Benjamin não queria escolher um lado, mas era impossível permanecer imparcial quando condenava a maior parte das ações do pai e não quisesse ir morar com ele. Sabia que, tão logo o divórcio fosse oficializado, ele assumiria o relacionamento com a outra mulher, e o garoto não gostaria de viver sob o mesmo teto que a madrasta.

Quanto à sua própria vida sentimental, pensava que estava levando até bem, apesar da vontade de chorar cada vez que via Lipe, especialmente depois de saber que aquela não fora, de fato, a primeira vez que ele o traíra e que a amizade dele com tantas garotas não era totalmente desprovida de interesse. Felipe tinha tentado conversar, pedir perdão, até reatar, mas do que isso adiantaria? Mais cedo ou mais tarde, ele voltaria a traí-lo. Algumas pessoas viam a ideia de poliamor numa boa, mas Benjamin ainda não estava preparado para isso. Além do mais, tinha decidido que não iria mais namorar ninguém sério, nem se apaixonar.

— Você fala como se fosse uma questão de escolha — Camila observou e ele deu de ombros.

— Pode não ser, mas vai ter que ser. Não quero colocar todas as minhas esperanças em um relacionamento e terminar como a minha mãe, amargurado e me apegando a coisas materiais.

Tinham acabado de chegar ao apartamento de Camila e ela demorou um pouco procurando as chaves na bagunça que era sua mochila.

— Então você não vai mais namorar? — continuou, enquanto abria a porta. — Quer dizer que vai morrer virgem, é isso? — provocou, aproveitando a onda de bom humor do amigo. Benjamin não parecia tão bem há semanas, ele até sorriu.

— Não vou morrer virgem, apenas não vou me apaixonar, é diferente. Talvez eu dê pro primeiro cara que encontrar pela frente.

— Sinto muito, mas eu não fico com pessoas que não conheço — uma voz suave falou, com um tom jocoso e sarcástico.

Benjamin sentiu as bochechas vermelhas e queria cavar um buraco para se enfiar dentro. Tinham acabado de entrar e julgara que estavam sozinhos, jamais esperava dar de cara com alguém os esperando na sala. Olhou para Camila, esperando que ela dissesse alguma coisa, e a percebeu tão surpresa quanto ele mesmo.

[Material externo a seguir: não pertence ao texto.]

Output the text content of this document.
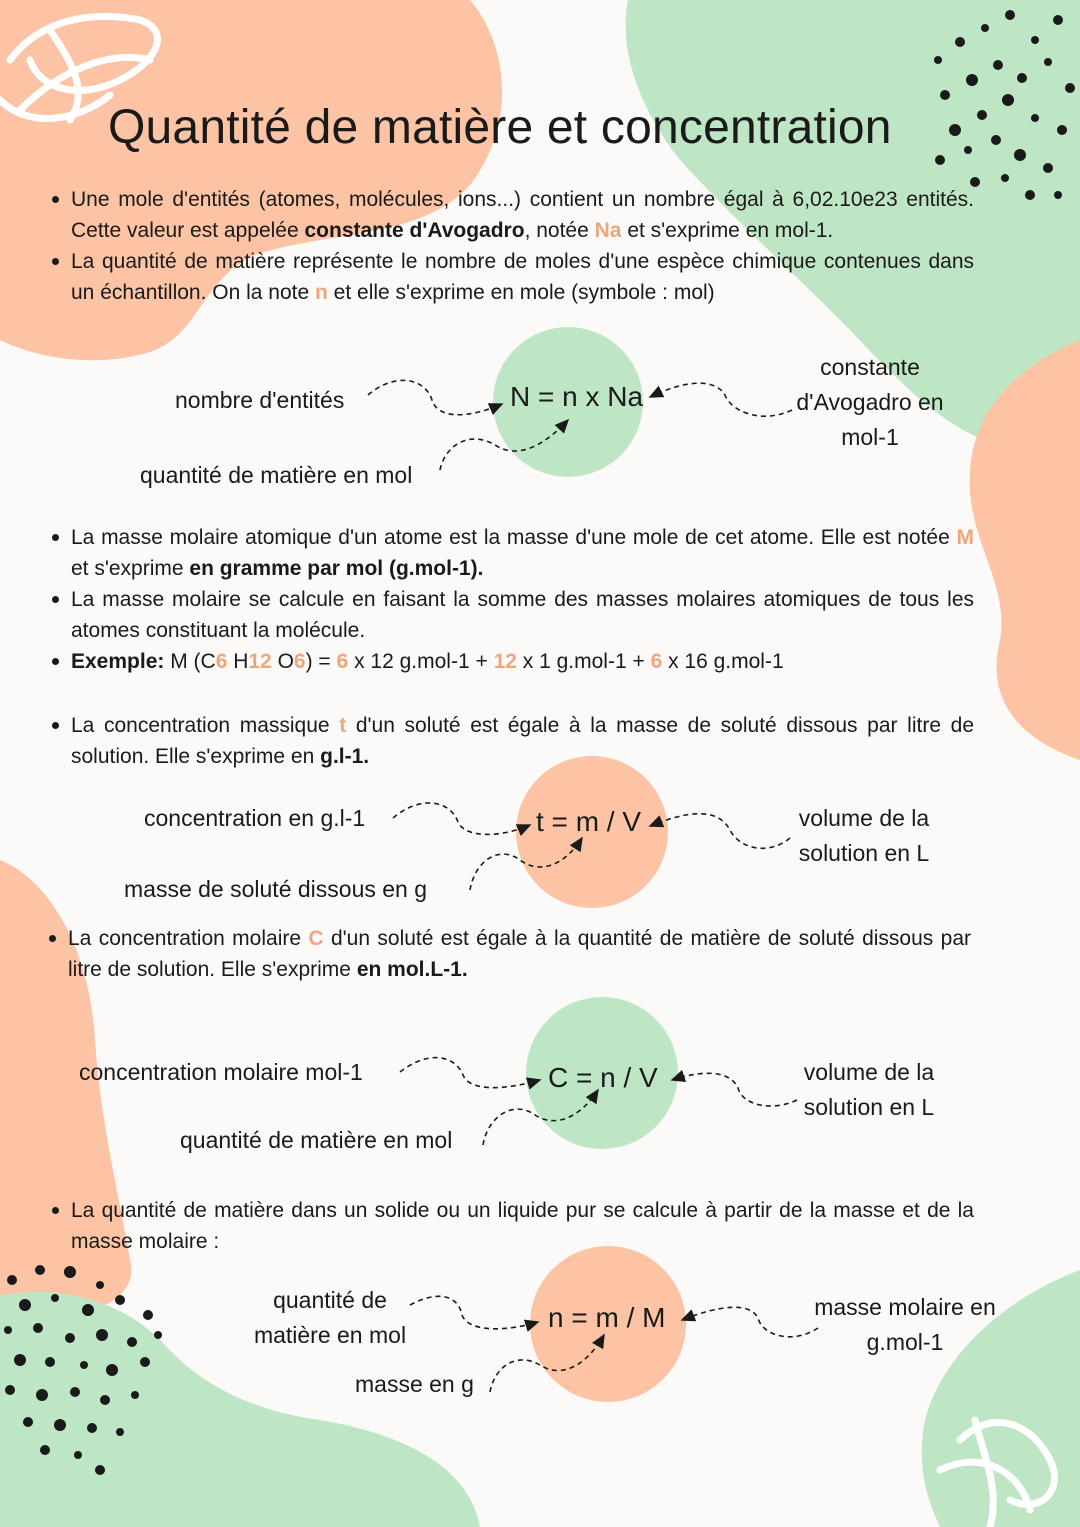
Quantité de matière et concentration
Une mole d'entités (atomes, molécules, ions...) contient un nombre égal à 6,02.10e23 entités. Cette valeur est appelée constante d'Avogadro, notée Na et s'exprime en mol-1.
La quantité de matière représente le nombre de moles d'une espèce chimique contenues dans un échantillon. On la note n et elle s'exprime en mole (symbole : mol)
N = n x Na
nombre d'entités
quantité de matière en mol
constante
d'Avogadro en
mol-1
La masse molaire atomique d'un atome est la masse d'une mole de cet atome. Elle est notée M et s'exprime en gramme par mol (g.mol-1).
La masse molaire se calcule en faisant la somme des masses molaires atomiques de tous les atomes constituant la molécule.
Exemple: M (C6 H12 O6) = 6 x 12 g.mol-1 + 12 x 1 g.mol-1 + 6 x 16 g.mol-1
La concentration massique t d'un soluté est égale à la masse de soluté dissous par litre de solution. Elle s'exprime en g.l-1.
t = m / V
concentration en g.l-1
masse de soluté dissous en g
volume de la
solution en L
La concentration molaire C d'un soluté est égale à la quantité de matière de soluté dissous par litre de solution. Elle s'exprime en mol.L-1.
C = n / V
concentration molaire mol-1
quantité de matière en mol
volume de la
solution en L
La quantité de matière dans un solide ou un liquide pur se calcule à partir de la masse et de la masse molaire :
n = m / M
quantité de
matière en mol
masse en g
masse molaire en
g.mol-1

— Eric! O que você tá fazendo aqui? — ela correu para o dono da voz, abraçando-o e dando soquinhos no peito dele. Era um rapaz alto, de ombros largos, cabelos loiros, e um rosto bonito, Benjamin não pôde deixar de reparar, apesar de ter desviado o olhar dele rápido.

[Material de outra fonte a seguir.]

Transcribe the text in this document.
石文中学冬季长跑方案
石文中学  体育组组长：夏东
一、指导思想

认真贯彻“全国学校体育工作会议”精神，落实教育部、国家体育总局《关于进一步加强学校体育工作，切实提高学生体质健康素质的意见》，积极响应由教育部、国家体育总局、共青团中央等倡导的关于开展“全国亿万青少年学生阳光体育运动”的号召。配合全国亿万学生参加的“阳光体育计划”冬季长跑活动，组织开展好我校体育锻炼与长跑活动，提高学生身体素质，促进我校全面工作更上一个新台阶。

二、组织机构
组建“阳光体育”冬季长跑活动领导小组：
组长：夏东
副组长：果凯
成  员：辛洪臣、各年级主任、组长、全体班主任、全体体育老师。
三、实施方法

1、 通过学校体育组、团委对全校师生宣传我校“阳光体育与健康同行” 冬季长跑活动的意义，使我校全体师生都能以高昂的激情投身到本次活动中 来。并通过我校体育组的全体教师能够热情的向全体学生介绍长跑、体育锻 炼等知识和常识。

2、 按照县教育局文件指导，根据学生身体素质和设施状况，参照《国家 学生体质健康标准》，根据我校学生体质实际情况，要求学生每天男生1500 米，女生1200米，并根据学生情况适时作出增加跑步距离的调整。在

— Visitando, ué, te avisei que vinha.

— Não avisou que seria hoje, né? Como você entrou?

— Sua mãe abriu pra mim, depois ela disse que precisava ir comprar comida porque não tinha nada para jantar, e ela quer que eu fique, eu disse que não precisava se incomodar, mas você a conhece melhor do que, né?

— Aham.

Benjamin não soube evitar se sentir um pouco enciumado por ver a maneira carinhosa como Camila sorria para o outro garoto. Não era o tipo de ciúme que teria de um namorado, por exemplo, era de amigo mesmo.

— Oh, deixa eu apresentar vocês. Eric, esse é o Benjamin, meu amigo. Ben, esse é meu tio, Eric.

— Tio? — Benjamin deixou escapar a surpresa. O rapaz ali parecia ter a mesma idade que eles, não tinha cara de tio.

— Bom, mais ou menos tio. Meu pai é filho da madrasta dele, o que os torna meio meio irmãos. Eu te falei dele algumas vezes, não lembra?

 Benjamin balançou a cabeça, sentindo-se envergonhado por esquecer os detalhes sobre a vida de sua melhor amiga. Recebia tanta atenção de Camila e não conseguia devolver da mesma maneira.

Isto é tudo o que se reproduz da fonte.